Il sigillo della verità
Quale sia il fine ultimo o il traguardo più alto, per l’uomo di corte, viene dichiarato da Castiglione nel quarto libro del Cortegiano: “Il fine, adunque, del perfetto cortigiano, del quale insino a qui non si è parlato, estimo io che sia il guadagnarsi, per mezzo delle condizioni attribuitegli da questi signori, talmente la benevolenza e l’animo di quel principe a cui serve, che possa dirgli, e sempre gli dica, la verità di ogni cosa che a esso convenga sapere, senza pericolo o timore di dispiacergli” (B. Castiglione, Il Cortigiano, a cura di A. Quondam, Milano 2002, I, 320). Al gentiluomo è riconosciuta una precisa responsabilità politica e civile: tocca a lui di stabilire con il principe un rapporto dialogico improntato alla franchezza, anche a rischio del contrasto e del dissenso; tocca a lui, quindi, di consigliare il principe e di indirizzarne la condotta verso le forme dell’agire giusto e magnanimo. Tutte le qualità elencate nel primo e secondo libro dell’opera, inerenti la vita di relazione, trovano qui la propria ragione d’essere.

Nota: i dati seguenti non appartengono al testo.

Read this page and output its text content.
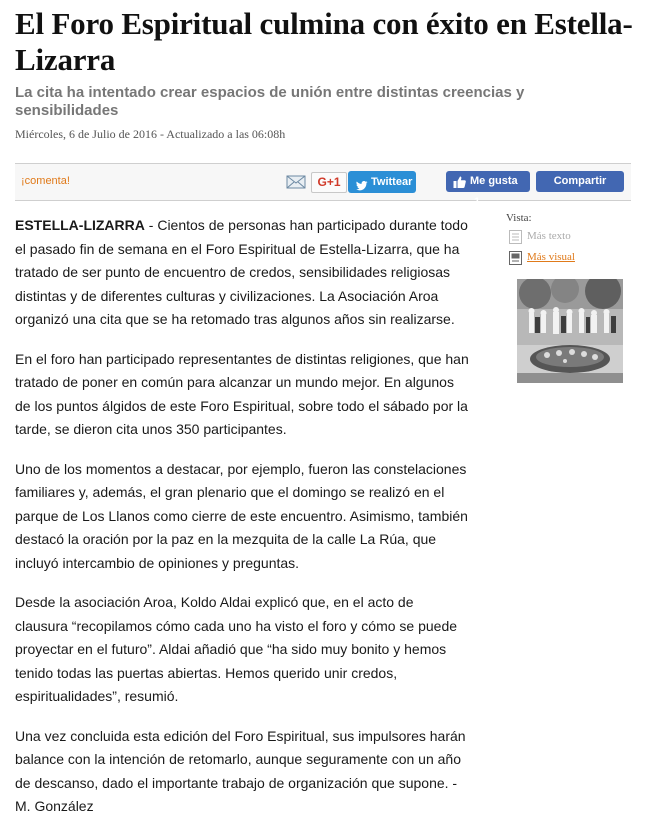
El Foro Espiritual culmina con éxito en Estella-Lizarra
La cita ha intentado crear espacios de unión entre distintas creencias y sensibilidades
Miércoles, 6 de Julio de 2016 - Actualizado a las 06:08h
¡comenta!	G+1	Twittear	Me gusta 1
Compartir

ESTELLA-LIZARRA - Cientos de personas han participado durante todo el pasado fin de semana en el Foro Espiritual de Estella-Lizarra, que ha tratado de ser punto de encuentro de credos, sensibilidades religiosas distintas y de diferentes culturas y civilizaciones. La Asociación Aroa organizó una cita que se ha retomado tras algunos años sin realizarse.

En el foro han participado representantes de distintas religiones, que han tratado de poner en común para alcanzar un mundo mejor. En algunos de los puntos álgidos de este Foro Espiritual, sobre todo el sábado por la tarde, se dieron cita unos 350 participantes.

Uno de los momentos a destacar, por ejemplo, fueron las constelaciones familiares y, además, el gran plenario que el domingo se realizó en el parque de Los Llanos como cierre de este encuentro. Asimismo, también destacó la oración por la paz en la mezquita de la calle La Rúa, que incluyó intercambio de opiniones y preguntas.

Desde la asociación Aroa, Koldo Aldai explicó que, en el acto de clausura “recopilamos cómo cada uno ha visto el foro y cómo se puede proyectar en el futuro”. Aldai añadió que “ha sido muy bonito y hemos tenido todas las puertas abiertas. Hemos querido unir credos, espiritualidades”, resumió.

Una vez concluida esta edición del Foro Espiritual, sus impulsores harán balance con la intención de retomarlo, aunque seguramente con un año de descanso, dado el importante trabajo de organización que supone. - M. González

Vista:
Más texto
Más visual
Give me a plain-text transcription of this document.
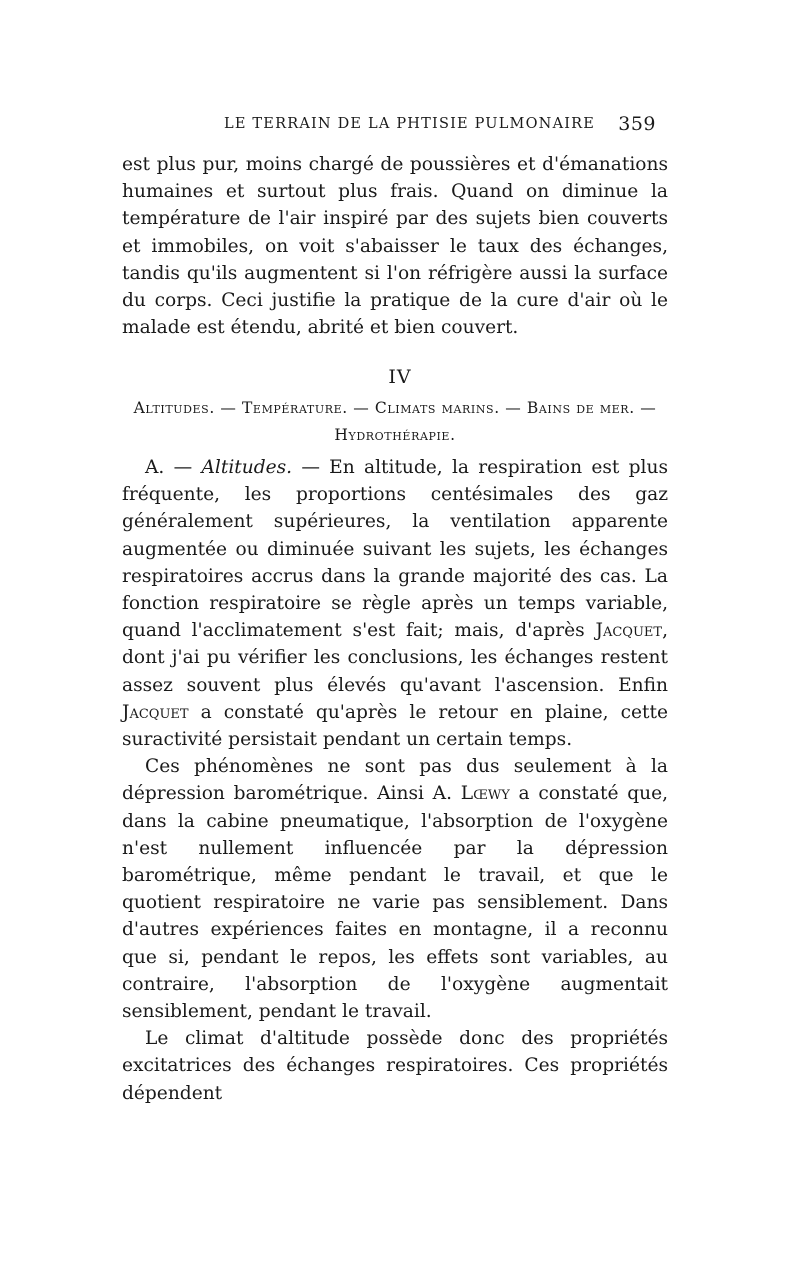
LE TERRAIN DE LA PHTISIE PULMONAIRE 359

est plus pur, moins chargé de poussières et d'émanations humaines et surtout plus frais. Quand on diminue la température de l'air inspiré par des sujets bien couverts et immobiles, on voit s'abaisser le taux des échanges, tandis qu'ils augmentent si l'on réfrigère aussi la surface du corps. Ceci justifie la pratique de la cure d'air où le malade est étendu, abrité et bien couvert.

IV
Altitudes. — Température. — Climats marins. — Bains de mer. — Hydrothérapie.

A. — Altitudes. — En altitude, la respiration est plus fréquente, les proportions centésimales des gaz généralement supérieures, la ventilation apparente augmentée ou diminuée suivant les sujets, les échanges respiratoires accrus dans la grande majorité des cas. La fonction respiratoire se règle après un temps variable, quand l'acclimatement s'est fait; mais, d'après Jacquet, dont j'ai pu vérifier les conclusions, les échanges restent assez souvent plus élevés qu'avant l'ascension. Enfin Jacquet a constaté qu'après le retour en plaine, cette suractivité persistait pendant un certain temps.

Ces phénomènes ne sont pas dus seulement à la dépression barométrique. Ainsi A. Lœwy a constaté que, dans la cabine pneumatique, l'absorption de l'oxygène n'est nullement influencée par la dépression barométrique, même pendant le travail, et que le quotient respiratoire ne varie pas sensiblement. Dans d'autres expériences faites en montagne, il a reconnu que si, pendant le repos, les effets sont variables, au contraire, l'absorption de l'oxygène augmentait sensiblement, pendant le travail.

Le climat d'altitude possède donc des propriétés excitatrices des échanges respiratoires. Ces propriétés dépendent
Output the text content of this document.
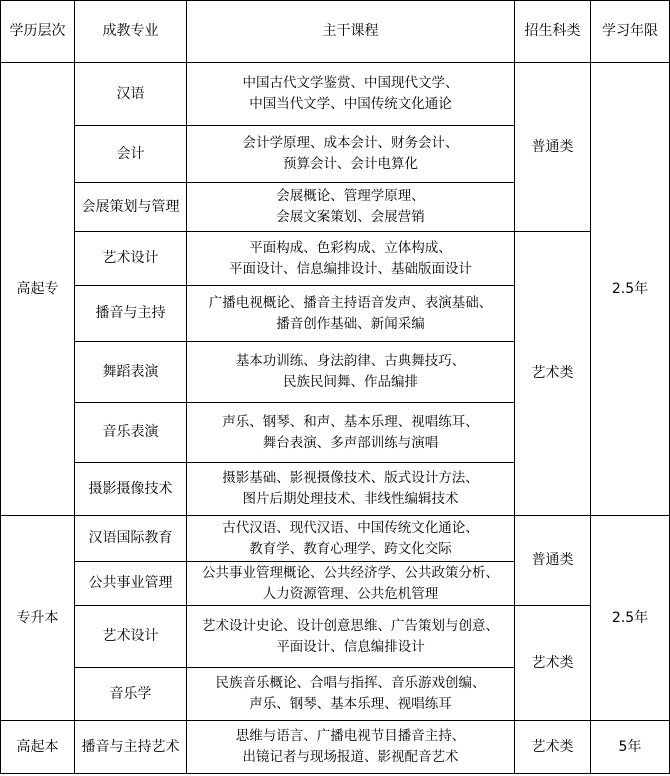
学历层次	成教专业	主干课程	招生科类	学习年限
高起专	汉语	中国古代文学鉴赏、中国现代文学、
中国当代文学、中国传统文化通论	普通类	2.5年
	会计	会计学原理、成本会计、财务会计、
预算会计、会计电算化		

	会展策划与管理	会展概论、管理学原理、
会展文案策划、会展营销		

	艺术设计	平面构成、色彩构成、立体构成、
平面设计、信息编排设计、基础版面设计	艺术类	
	播音与主持	广播电视概论、播音主持语音发声、表演基础、
播音创作基础、新闻采编		

	舞蹈表演	基本功训练、身法韵律、古典舞技巧、
民族民间舞、作品编排		

	音乐表演	声乐、钢琴、和声、基本乐理、视唱练耳、
舞台表演、多声部训练与演唱		

	摄影摄像技术	摄影基础、影视摄像技术、版式设计方法、
图片后期处理技术、非线性编辑技术		

专升本	汉语国际教育	古代汉语、现代汉语、中国传统文化通论、
教育学、教育心理学、跨文化交际	普通类	2.5年
	公共事业管理	公共事业管理概论、公共经济学、公共政策分析、
人力资源管理、公共危机管理		

	艺术设计	艺术设计史论、设计创意思维、广告策划与创意、
平面设计、信息编排设计	艺术类	
	音乐学	民族音乐概论、合唱与指挥、音乐游戏创编、
声乐、钢琴、基本乐理、视唱练耳		

高起本	播音与主持艺术	思维与语言、广播电视节目播音主持、
出镜记者与现场报道、影视配音艺术	艺术类	5年
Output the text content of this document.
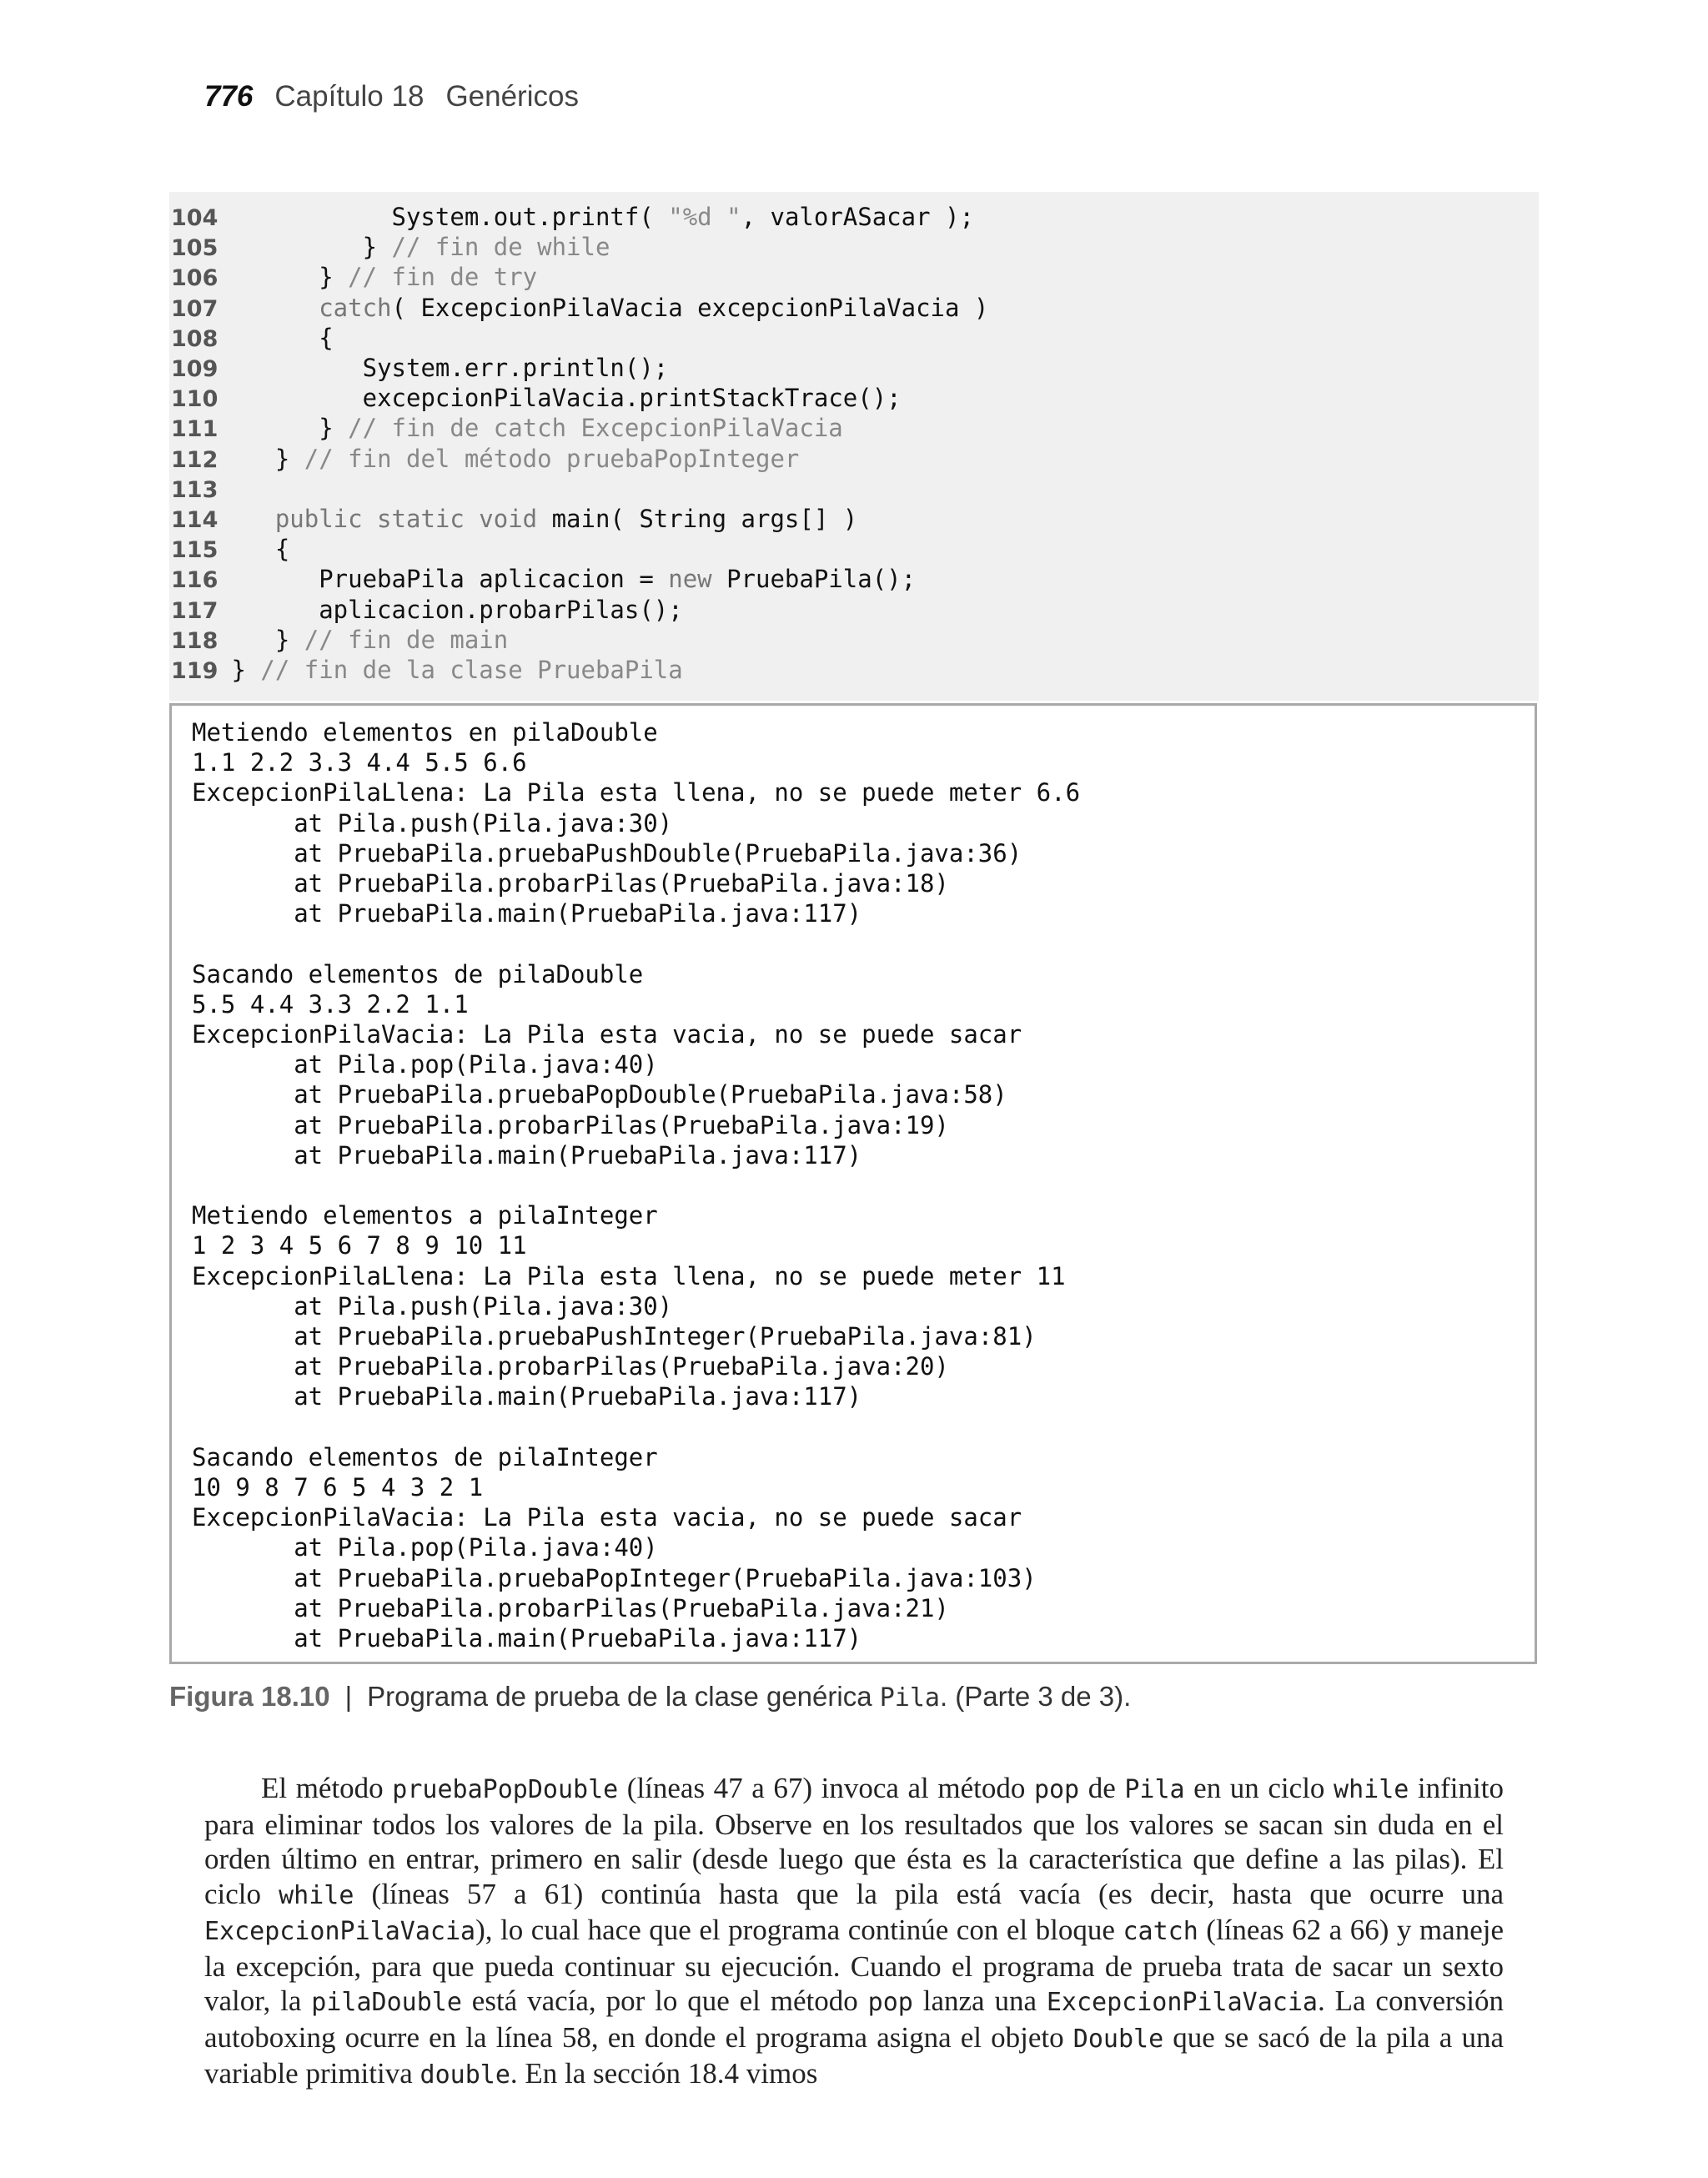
776 Capítulo 18 Genéricos
104	System.out.printf( "%d ", valorASacar );
105	} // fin de while
106	} // fin de try
107	catch( ExcepcionPilaVacia excepcionPilaVacia )
108	{
109	System.err.println();
110	excepcionPilaVacia.printStackTrace();
111	} // fin de catch ExcepcionPilaVacia
112 } // fin del método pruebaPopInteger
113
114 public static void main( String args[] )
115 {
116	PruebaPila aplicacion = new PruebaPila();
117	aplicacion.probarPilas();
118 } // fin de main
119 } // fin de la clase PruebaPila
Metiendo elementos en pilaDouble
1.1 2.2 3.3 4.4 5.5 6.6
ExcepcionPilaLlena: La Pila esta llena, no se puede meter 6.6
at Pila.push(Pila.java:30)
at PruebaPila.pruebaPushDouble(PruebaPila.java:36)
at PruebaPila.probarPilas(PruebaPila.java:18)
at PruebaPila.main(PruebaPila.java:117)
Sacando elementos de pilaDouble
5.5 4.4 3.3 2.2 1.1
ExcepcionPilaVacia: La Pila esta vacia, no se puede sacar
at Pila.pop(Pila.java:40)
at PruebaPila.pruebaPopDouble(PruebaPila.java:58)
at PruebaPila.probarPilas(PruebaPila.java:19)
at PruebaPila.main(PruebaPila.java:117)
Metiendo elementos a pilaInteger
1 2 3 4 5 6 7 8 9 10 11
ExcepcionPilaLlena: La Pila esta llena, no se puede meter 11
at Pila.push(Pila.java:30)
at PruebaPila.pruebaPushInteger(PruebaPila.java:81)
at PruebaPila.probarPilas(PruebaPila.java:20)
at PruebaPila.main(PruebaPila.java:117)
Sacando elementos de pilaInteger
10 9 8 7 6 5 4 3 2 1
ExcepcionPilaVacia: La Pila esta vacia, no se puede sacar
at Pila.pop(Pila.java:40)
at PruebaPila.pruebaPopInteger(PruebaPila.java:103)
at PruebaPila.probarPilas(PruebaPila.java:21)
at PruebaPila.main(PruebaPila.java:117)
Figura 18.10 | Programa de prueba de la clase genérica Pila. (Parte 3 de 3).
El método pruebaPopDouble (líneas 47 a 67) invoca al método pop de Pila en un ciclo while infinito para eliminar todos los valores de la pila. Observe en los resultados que los valores se sacan sin duda en el orden último en entrar, primero en salir (desde luego que ésta es la característica que define a las pilas). El ciclo while (líneas 57 a 61) continúa hasta que la pila está vacía (es decir, hasta que ocurre una ExcepcionPilaVacia), lo cual hace que el programa continúe con el bloque catch (líneas 62 a 66) y maneje la excepción, para que pueda continuar su ejecución. Cuando el programa de prueba trata de sacar un sexto valor, la pilaDouble está vacía, por lo que el método pop lanza una ExcepcionPilaVacia. La conversión autoboxing ocurre en la línea 58, en donde el programa asigna el objeto Double que se sacó de la pila a una variable primitiva double. En la sección 18.4 vimos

Il cortigiano, in particolare, non deve cedere alla tentazione dell’adulazione: dire al principe non la verità ma ciò che questi desidererebbe ascoltare, blandendolo ed esaltandolo, con lo scopo di avere in cambio benefici. La prassi adulatoria, diffusa e invalsa, costituisce, per Castiglione, la peggiore degenerazione della professione del gentiluomo. Questi, invece, non deve temere il confronto con il principe, avendo di mira, sempre, la trasmissione di informazioni chiare e precise, interpretando anche le situazioni più complesse senza edulcorare i contorni della verità.
A conclusione di questa parte dell’opera, la trasformazione del gentiluomo armato in diplomatico, avviata fin dal primo libro, è compiuta, e perciò si propone l’identificazione di esso con il filosofo che, nella tradizione classica, sta accanto al principe. Platone e Aristotele, secondo quanto tramandato dagli antichi (e in particolare da Plutarco), sono stati i suggeritori di Dionigi di Siracusa e Alessandro: l’uomo di corte è chiamato a svolgere l’identico compito nei confronti del principe.